Image Data Configuration

Complete configuration guide for image and visual data processing.

Quick Example 

input_info:
  input_source: "my/image/folder/"
  input_name: "chest_xray"
  input_type: "image"
input_type_info:
  size: [224, 224]
  num_channels: 1
model_config:
  model_type: "cnn"
  model_init_config:
    channel_exp_base: 4
    down_stride_average: True
    kernel_width: 3

class eir.setup.schemas.ImageInputDataConfig( auto_augment: bool = True, size: Sequence[int] = (64,), resize_approach: Literal['resize', 'randomcrop', 'centercrop'] = 'resize', adaptive_normalization_max_samples: int | None = None, mean_normalization_values: None | Sequence[float] = None, stds_normalization_values: None | Sequence[float] = None, mode: Literal['RGB', 'L', 'RGBA'] | None = None, num_channels: int | None = None, mixing_subtype: Literal['mixup', 'cutmix'] = 'mixup', modality_dropout_rate: float = 0.0, )

Parameters:

auto_augment – Setting this to True will use TrivialAugment Wide augmentation.
size – Target size of the images for training.

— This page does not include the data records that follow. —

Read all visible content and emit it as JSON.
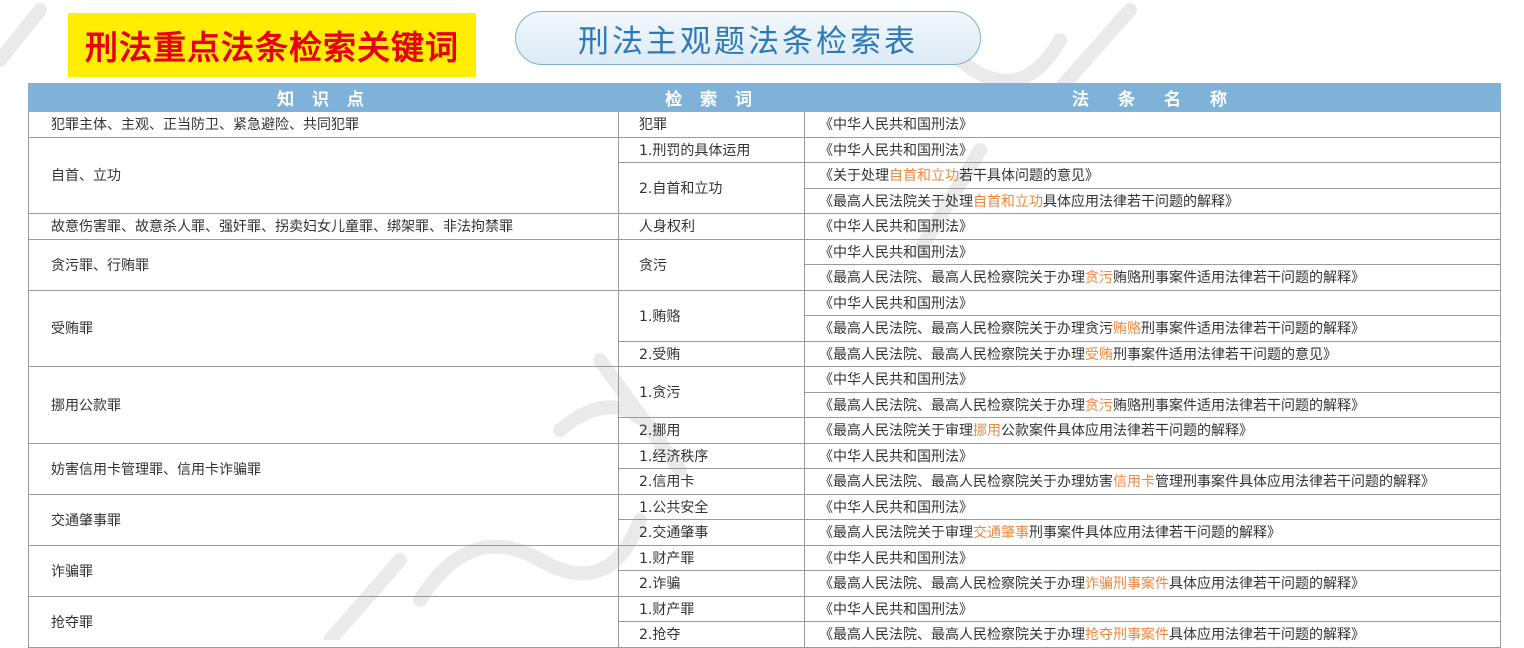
{
  "header": {
    "keyword_tag": "刑法重点法条检索关键词",
    "title": "刑法主观题法条检索表"
  },
  "table": {
    "headers": [
      "知 识 点",
      "检 索 词",
      "法　条　名　称"
    ],
    "groups": [
      {
        "topic": "犯罪主体、主观、正当防卫、紧急避险、共同犯罪",
        "keywords": [
          {
            "kw": "犯罪",
            "laws": [
              [
                "《中华人民共和国刑法》"
              ]
            ]
          }
        ]
      },
      {
        "topic": "自首、立功",
        "keywords": [
          {
            "kw": "1.刑罚的具体运用",
            "laws": [
              [
                "《中华人民共和国刑法》"
              ]
            ]
          },
          {
            "kw": "2.自首和立功",
            "laws": [
              [
                "《关于处理",
                "自首和立功",
                "若干具体问题的意见》"
              ],
              [
                "《最高人民法院关于处理",
                "自首和立功",
                "具体应用法律若干问题的解释》"
              ]
            ]
          }
        ]
      },
      {
        "topic": "故意伤害罪、故意杀人罪、强奸罪、拐卖妇女儿童罪、绑架罪、非法拘禁罪",
        "keywords": [
          {
            "kw": "人身权利",
            "laws": [
              [
                "《中华人民共和国刑法》"
              ]
            ]
          }
        ]
      },
      {
        "topic": "贪污罪、行贿罪",
        "keywords": [
          {
            "kw": "贪污",
            "laws": [
              [
                "《中华人民共和国刑法》"
              ],
              [
                "《最高人民法院、最高人民检察院关于办理",
                "贪污",
                "贿赂刑事案件适用法律若干问题的解释》"
              ]
            ]
          }
        ]
      },
      {
        "topic": "受贿罪",
        "keywords": [
          {
            "kw": "1.贿赂",
            "laws": [
              [
                "《中华人民共和国刑法》"
              ],
              [
                "《最高人民法院、最高人民检察院关于办理贪污",
                "贿赂",
                "刑事案件适用法律若干问题的解释》"
              ]
            ]
          },
          {
            "kw": "2.受贿",
            "laws": [
              [
                "《最高人民法院、最高人民检察院关于办理",
                "受贿",
                "刑事案件适用法律若干问题的意见》"
              ]
            ]
          }
        ]
      },
      {
        "topic": "挪用公款罪",
        "keywords": [
          {
            "kw": "1.贪污",
            "laws": [
              [
                "《中华人民共和国刑法》"
              ],
              [
                "《最高人民法院、最高人民检察院关于办理",
                "贪污",
                "贿赂刑事案件适用法律若干问题的解释》"
              ]
            ]
          },
          {
            "kw": "2.挪用",
            "laws": [
              [
                "《最高人民法院关于审理",
                "挪用",
                "公款案件具体应用法律若干问题的解释》"
              ]
            ]
          }
        ]
      },
      {
        "topic": "妨害信用卡管理罪、信用卡诈骗罪",
        "keywords": [
          {
            "kw": "1.经济秩序",
            "laws": [
              [
                "《中华人民共和国刑法》"
              ]
            ]
          },
          {
            "kw": "2.信用卡",
            "laws": [
              [
                "《最高人民法院、最高人民检察院关于办理妨害",
                "信用卡",
                "管理刑事案件具体应用法律若干问题的解释》"
              ]
            ]
          }
        ]
      },
      {
        "topic": "交通肇事罪",
        "keywords": [
          {
            "kw": "1.公共安全",
            "laws": [
              [
                "《中华人民共和国刑法》"
              ]
            ]
          },
          {
            "kw": "2.交通肇事",
            "laws": [
              [
                "《最高人民法院关于审理",
                "交通肇事",
                "刑事案件具体应用法律若干问题的解释》"
              ]
            ]
          }
        ]
      },
      {
        "topic": "诈骗罪",
        "keywords": [
          {
            "kw": "1.财产罪",
            "laws": [
              [
                "《中华人民共和国刑法》"
              ]
            ]
          },
          {
            "kw": "2.诈骗",
            "laws": [
              [
                "《最高人民法院、最高人民检察院关于办理",
                "诈骗刑事案件",
                "具体应用法律若干问题的解释》"
              ]
            ]
          }
        ]
      },
      {
        "topic": "抢夺罪",
        "keywords": [
          {
            "kw": "1.财产罪",
            "laws": [
              [
                "《中华人民共和国刑法》"
              ]
            ]
          },
          {
            "kw": "2.抢夺",
            "laws": [
              [
                "《最高人民法院、最高人民检察院关于办理",
                "抢夺刑事案件",
                "具体应用法律若干问题的解释》"
              ]
            ]
          }
        ]
      }
    ]
  },
  "colors": {
    "highlight": "#f0883c",
    "header_bg": "#7fb2d9",
    "tag_yellow": "#ffee00",
    "tag_red_text": "#e60012",
    "title_blue": "#2d79b8"
  }
}
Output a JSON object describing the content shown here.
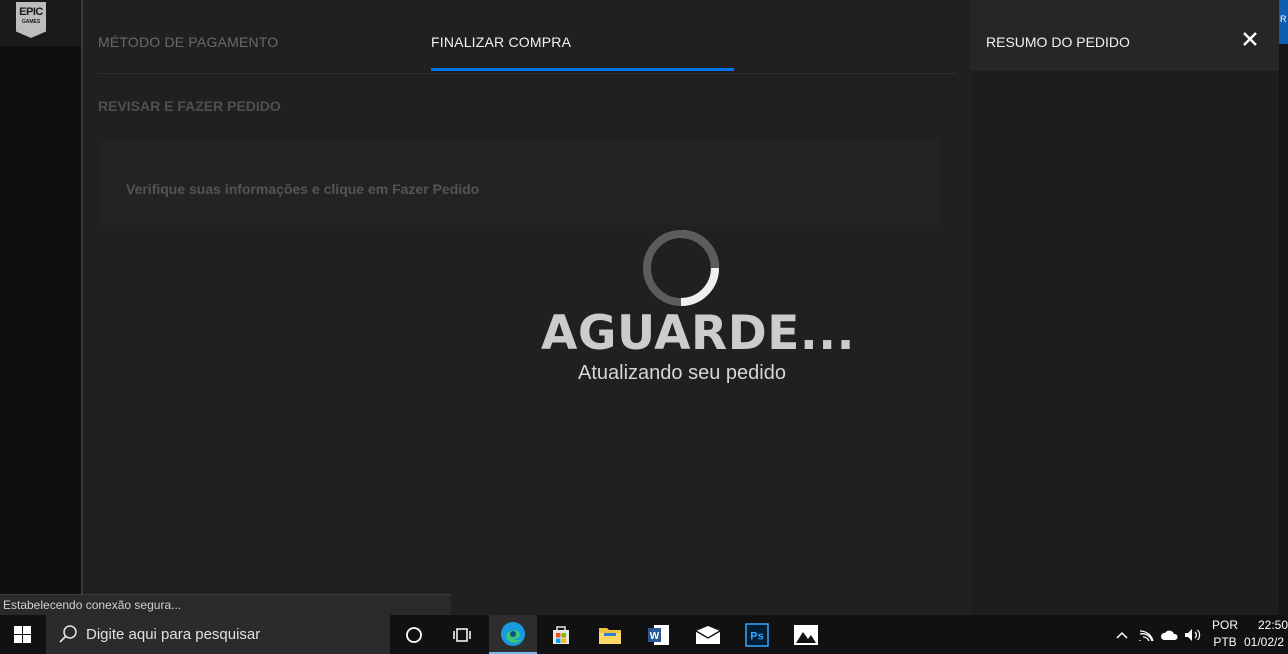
{
  "app": {
    "logo_text_main": "EPIC",
    "logo_text_sub": "GAMES"
  },
  "checkout": {
    "tabs": [
      {
        "label": "MÉTODO DE PAGAMENTO",
        "active": false
      },
      {
        "label": "FINALIZAR COMPRA",
        "active": true
      }
    ],
    "section_title": "REVISAR E FAZER PEDIDO",
    "info_text": "Verifique suas informações e clique em Fazer Pedido"
  },
  "loading": {
    "title": "AGUARDE...",
    "subtitle": "Atualizando seu pedido"
  },
  "summary": {
    "title": "RESUMO DO PEDIDO",
    "close_icon": "close-icon"
  },
  "browser": {
    "status_text": "Estabelecendo conexão segura...",
    "edge_letter": "R"
  },
  "taskbar": {
    "search_placeholder": "Digite aqui para pesquisar",
    "language_line1": "POR",
    "language_line2": "PTB",
    "time": "22:50",
    "date": "01/02/2",
    "accent_color": "#76b9ed"
  },
  "colors": {
    "tab_active_underline": "#0074e4",
    "panel_bg": "#202020"
  }
}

If size is a sequence like (h, w), output size will be matched to this. If size is an int, the image will be resized to (size, size).
resize_approach –
The method used for resizing the images. Options are:
- resize: Directly resize the image to the target size.
- randomcrop: Resize the image to a larger size than the target and then apply a random crop to the target size.
- centercrop: Resize the image to a larger size than the target and then apply a center crop to the target size.
adaptive_normalization_max_samples – If using adaptive normalization (channel), how many samples to use to compute the normalization parameters. If None, uses all samples.
mean_normalization_values – Average channel values to normalize images with. This can be a sequence matching the number of channels, or None. If None and using a pretrained model, the values used for the model pretraining will be used. If None and training from scratch, will iterate over training data and compute the running average per channel.
stds_normalization_values – Standard deviation channel values to normalize images with. This can be a sequence mathing the number of channels, or None. If None and using a pretrained model, the values used for the model pretraining will be used. If None and training from scratch, will iterate over training data and compute the running average per channel.
mode –
An explicit mode to convert loaded images to. Useful when working with input data with a mixed number of channels, or you want to convert images to a specific mode. Options are
- RGB: Red, Green, Blue (channels=3)
- L: Grayscale (channels=1)
- RGBA: Red, Green, Blue, Alpha (channels=4)
num_channels – Number of channels in the images. If None, tries to infer the number of channels from a random image in the training data. Useful when known ahead of time how many channels the images have, will raise an error if an image with a different number of channels is encountered.
mixing_subtype – Which type of mixing to use on the image data given that mixing_alpha is set >0.0 in the global configuration.
modality_dropout_rate – Dropout rate to apply to the modality, e.g., 0.2 means that 20% of the time, this modality will be dropped out during training.

Model Selection 

class eir.models.input.image.image_models.ImageModelConfig( model_type: Literal['cnn'] | str, model_init_config: CNNModelConfig | dict[str, Any], num_output_features: int = 0, pretrained_model: bool = False, freeze_pretrained_model: bool = False, )

Parameters:

model_type – Which type of image model to use.
model_init_config – Configuration / arguments used to initialise model.
num_output_features – Number of output final output features from image feature extractor, projected with a linear layer, which get passed to fusion module. If set to 0, the output from the feature extractor is passed directly as is to the fusion module.
pretrained_model – Specify whether the model type is assumed to be pretrained and from the Pytorch Image Models repository.
freeze_pretrained_model – Whether to freeze the pretrained model weights.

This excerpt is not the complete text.